I think part of the problem is the distributed nature of news sources. I don't want to have 20 separate subscriptions to different news sources to manage. I would pay for one site if I could get all my news there, but a single site a) can't cover everything and b) has its own biases.
It seems like we're living in the era of the 'Netflix Paradox' - the more our content gets decentralized - the more subscriptions we're expected to manage on our credit cards - but, unlike Netflix, there's no 'one size fits all' for news for most people.
A gaming would've been a good example - there's Steam and there's everything else, but is this the case for video streaming?

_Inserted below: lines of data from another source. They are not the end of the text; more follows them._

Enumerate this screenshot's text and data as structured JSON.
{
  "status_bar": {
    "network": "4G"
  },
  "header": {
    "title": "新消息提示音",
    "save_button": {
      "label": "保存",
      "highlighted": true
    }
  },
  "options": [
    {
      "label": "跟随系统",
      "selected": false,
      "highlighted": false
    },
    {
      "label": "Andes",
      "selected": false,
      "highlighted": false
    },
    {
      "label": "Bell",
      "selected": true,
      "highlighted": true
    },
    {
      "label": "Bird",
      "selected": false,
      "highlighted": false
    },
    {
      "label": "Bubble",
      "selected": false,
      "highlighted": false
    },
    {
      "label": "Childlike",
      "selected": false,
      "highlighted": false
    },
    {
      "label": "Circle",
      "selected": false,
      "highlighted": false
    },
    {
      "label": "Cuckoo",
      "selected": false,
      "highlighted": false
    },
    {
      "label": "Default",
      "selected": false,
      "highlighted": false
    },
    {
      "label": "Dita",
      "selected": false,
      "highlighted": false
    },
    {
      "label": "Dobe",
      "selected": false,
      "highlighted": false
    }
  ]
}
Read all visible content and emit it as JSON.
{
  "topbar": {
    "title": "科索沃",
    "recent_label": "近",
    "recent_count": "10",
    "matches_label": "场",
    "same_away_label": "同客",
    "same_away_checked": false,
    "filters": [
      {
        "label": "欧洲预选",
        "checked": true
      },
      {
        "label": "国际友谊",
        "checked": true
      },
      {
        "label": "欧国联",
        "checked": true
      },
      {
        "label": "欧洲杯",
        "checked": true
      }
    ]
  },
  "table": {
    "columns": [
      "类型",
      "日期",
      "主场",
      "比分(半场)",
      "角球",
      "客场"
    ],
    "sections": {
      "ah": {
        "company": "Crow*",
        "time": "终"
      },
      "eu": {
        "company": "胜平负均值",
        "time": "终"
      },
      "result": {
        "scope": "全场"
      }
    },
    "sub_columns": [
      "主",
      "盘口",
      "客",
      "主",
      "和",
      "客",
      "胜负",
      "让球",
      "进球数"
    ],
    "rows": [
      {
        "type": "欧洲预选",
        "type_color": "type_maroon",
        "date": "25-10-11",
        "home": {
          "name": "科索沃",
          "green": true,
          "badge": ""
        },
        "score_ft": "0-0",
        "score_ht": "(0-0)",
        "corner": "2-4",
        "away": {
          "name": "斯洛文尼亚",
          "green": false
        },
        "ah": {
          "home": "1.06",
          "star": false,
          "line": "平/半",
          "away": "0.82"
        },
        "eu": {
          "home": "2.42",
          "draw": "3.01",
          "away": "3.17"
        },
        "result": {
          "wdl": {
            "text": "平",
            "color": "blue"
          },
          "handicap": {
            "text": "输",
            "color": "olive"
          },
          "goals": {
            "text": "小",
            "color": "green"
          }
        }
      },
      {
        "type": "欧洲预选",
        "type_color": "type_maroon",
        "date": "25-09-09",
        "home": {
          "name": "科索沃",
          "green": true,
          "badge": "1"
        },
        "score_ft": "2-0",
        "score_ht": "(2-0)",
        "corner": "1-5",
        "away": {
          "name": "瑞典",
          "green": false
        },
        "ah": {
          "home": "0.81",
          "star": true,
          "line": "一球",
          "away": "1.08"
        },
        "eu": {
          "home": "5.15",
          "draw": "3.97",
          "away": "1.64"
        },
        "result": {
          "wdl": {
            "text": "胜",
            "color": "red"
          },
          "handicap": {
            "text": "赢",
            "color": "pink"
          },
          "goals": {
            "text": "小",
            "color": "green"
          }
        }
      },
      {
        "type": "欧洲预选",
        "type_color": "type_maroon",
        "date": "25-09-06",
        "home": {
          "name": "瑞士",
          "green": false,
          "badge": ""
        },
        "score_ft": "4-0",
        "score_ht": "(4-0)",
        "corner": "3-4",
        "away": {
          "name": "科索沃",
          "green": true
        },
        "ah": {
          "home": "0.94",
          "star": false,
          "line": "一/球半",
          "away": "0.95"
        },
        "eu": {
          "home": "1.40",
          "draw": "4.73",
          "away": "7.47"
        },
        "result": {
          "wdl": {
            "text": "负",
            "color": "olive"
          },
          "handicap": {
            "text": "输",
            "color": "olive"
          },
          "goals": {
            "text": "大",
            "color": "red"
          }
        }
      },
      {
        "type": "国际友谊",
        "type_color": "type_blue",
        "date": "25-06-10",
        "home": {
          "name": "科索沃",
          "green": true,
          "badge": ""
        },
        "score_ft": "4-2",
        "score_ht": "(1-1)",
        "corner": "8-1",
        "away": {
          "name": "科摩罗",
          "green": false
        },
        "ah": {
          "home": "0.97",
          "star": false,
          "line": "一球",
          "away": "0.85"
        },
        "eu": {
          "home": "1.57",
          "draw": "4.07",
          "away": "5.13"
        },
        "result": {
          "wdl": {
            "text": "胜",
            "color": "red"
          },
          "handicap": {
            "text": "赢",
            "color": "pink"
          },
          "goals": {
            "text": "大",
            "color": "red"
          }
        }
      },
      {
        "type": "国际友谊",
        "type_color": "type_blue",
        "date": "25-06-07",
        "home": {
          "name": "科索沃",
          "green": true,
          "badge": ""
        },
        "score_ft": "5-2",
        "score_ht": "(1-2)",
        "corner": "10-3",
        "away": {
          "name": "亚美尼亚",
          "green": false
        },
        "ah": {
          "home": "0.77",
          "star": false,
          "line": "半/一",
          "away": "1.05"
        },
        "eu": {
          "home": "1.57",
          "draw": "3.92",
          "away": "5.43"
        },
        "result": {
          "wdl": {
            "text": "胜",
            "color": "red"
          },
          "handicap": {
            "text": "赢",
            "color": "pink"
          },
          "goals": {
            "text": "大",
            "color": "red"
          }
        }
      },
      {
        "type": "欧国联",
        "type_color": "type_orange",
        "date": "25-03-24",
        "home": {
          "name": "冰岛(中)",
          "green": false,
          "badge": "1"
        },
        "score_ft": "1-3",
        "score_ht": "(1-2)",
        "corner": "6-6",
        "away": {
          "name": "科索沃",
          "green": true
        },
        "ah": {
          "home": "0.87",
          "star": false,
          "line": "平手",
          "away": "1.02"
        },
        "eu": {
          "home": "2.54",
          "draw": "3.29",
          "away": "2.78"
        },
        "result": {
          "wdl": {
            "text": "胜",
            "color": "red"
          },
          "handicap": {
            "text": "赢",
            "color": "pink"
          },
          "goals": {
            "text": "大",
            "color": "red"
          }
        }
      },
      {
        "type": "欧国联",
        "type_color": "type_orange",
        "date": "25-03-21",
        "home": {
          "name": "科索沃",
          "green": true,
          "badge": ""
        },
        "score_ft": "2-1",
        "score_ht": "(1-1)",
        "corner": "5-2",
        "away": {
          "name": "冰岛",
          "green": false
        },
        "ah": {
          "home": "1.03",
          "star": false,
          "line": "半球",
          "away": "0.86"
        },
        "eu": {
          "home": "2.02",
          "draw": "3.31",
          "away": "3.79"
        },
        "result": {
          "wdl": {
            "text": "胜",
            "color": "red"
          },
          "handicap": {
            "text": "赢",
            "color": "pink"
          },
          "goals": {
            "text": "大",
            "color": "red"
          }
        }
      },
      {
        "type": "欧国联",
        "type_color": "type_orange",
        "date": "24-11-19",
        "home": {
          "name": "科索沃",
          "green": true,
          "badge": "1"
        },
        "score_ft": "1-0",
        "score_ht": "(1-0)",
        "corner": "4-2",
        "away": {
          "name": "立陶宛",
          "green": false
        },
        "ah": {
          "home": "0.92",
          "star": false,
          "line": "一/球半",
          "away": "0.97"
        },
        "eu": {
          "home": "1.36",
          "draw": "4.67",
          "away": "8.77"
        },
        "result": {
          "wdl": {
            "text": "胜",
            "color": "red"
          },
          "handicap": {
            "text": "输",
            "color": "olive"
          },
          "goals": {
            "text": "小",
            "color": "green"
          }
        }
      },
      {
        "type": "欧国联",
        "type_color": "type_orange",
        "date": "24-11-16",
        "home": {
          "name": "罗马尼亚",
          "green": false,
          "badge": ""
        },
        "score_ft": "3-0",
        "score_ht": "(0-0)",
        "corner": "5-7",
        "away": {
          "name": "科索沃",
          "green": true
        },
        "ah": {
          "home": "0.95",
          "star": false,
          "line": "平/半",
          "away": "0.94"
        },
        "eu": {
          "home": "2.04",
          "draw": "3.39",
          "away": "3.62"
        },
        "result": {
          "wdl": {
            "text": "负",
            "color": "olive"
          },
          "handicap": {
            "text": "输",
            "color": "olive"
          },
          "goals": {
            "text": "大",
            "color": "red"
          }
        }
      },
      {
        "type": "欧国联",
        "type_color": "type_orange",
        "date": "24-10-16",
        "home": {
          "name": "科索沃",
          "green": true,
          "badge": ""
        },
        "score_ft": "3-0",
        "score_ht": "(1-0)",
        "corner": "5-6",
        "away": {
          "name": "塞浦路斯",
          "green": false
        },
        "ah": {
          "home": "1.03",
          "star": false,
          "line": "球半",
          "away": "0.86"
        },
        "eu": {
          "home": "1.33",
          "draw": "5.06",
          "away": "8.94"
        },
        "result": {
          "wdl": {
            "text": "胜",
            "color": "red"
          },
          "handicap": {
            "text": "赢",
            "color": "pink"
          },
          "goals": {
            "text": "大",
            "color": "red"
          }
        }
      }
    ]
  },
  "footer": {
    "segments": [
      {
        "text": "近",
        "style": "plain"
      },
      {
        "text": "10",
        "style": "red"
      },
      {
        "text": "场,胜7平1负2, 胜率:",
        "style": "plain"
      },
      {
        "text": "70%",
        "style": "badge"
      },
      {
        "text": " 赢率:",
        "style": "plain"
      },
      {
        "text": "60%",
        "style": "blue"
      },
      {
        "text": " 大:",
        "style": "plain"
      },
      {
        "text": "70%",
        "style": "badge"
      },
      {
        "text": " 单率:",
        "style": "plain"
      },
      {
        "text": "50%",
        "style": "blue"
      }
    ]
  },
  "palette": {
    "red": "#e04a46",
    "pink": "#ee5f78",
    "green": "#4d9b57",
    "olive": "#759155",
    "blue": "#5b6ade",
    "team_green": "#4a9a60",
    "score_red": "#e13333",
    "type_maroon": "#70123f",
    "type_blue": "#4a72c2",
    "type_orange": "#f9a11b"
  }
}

One either shells out a noticeable sum for Netflix/Hulu/Disney+/ESPN+/HBO Max/Amazon Prime Video/Apple TV+/Paramount+/Peacock/... combo (with a number of those free on some year-long promotion), or, I've heard, as the those year-long trials come to end, fragmentation progresses, and diversity and quality of media on any single individual platform declines, people are simply starting to sail back to the high seas.
Maybe if this stream dies (and companies stop blaming it on password sharing or whatever, but realize no one is paying because it's not worth it anymore) there will be some partnerships and larger package deals. But I'm skeptical, as no one had solved how to slice the pie. Microtransactions were proposed to solve this but any attempts at those had ultimately failed.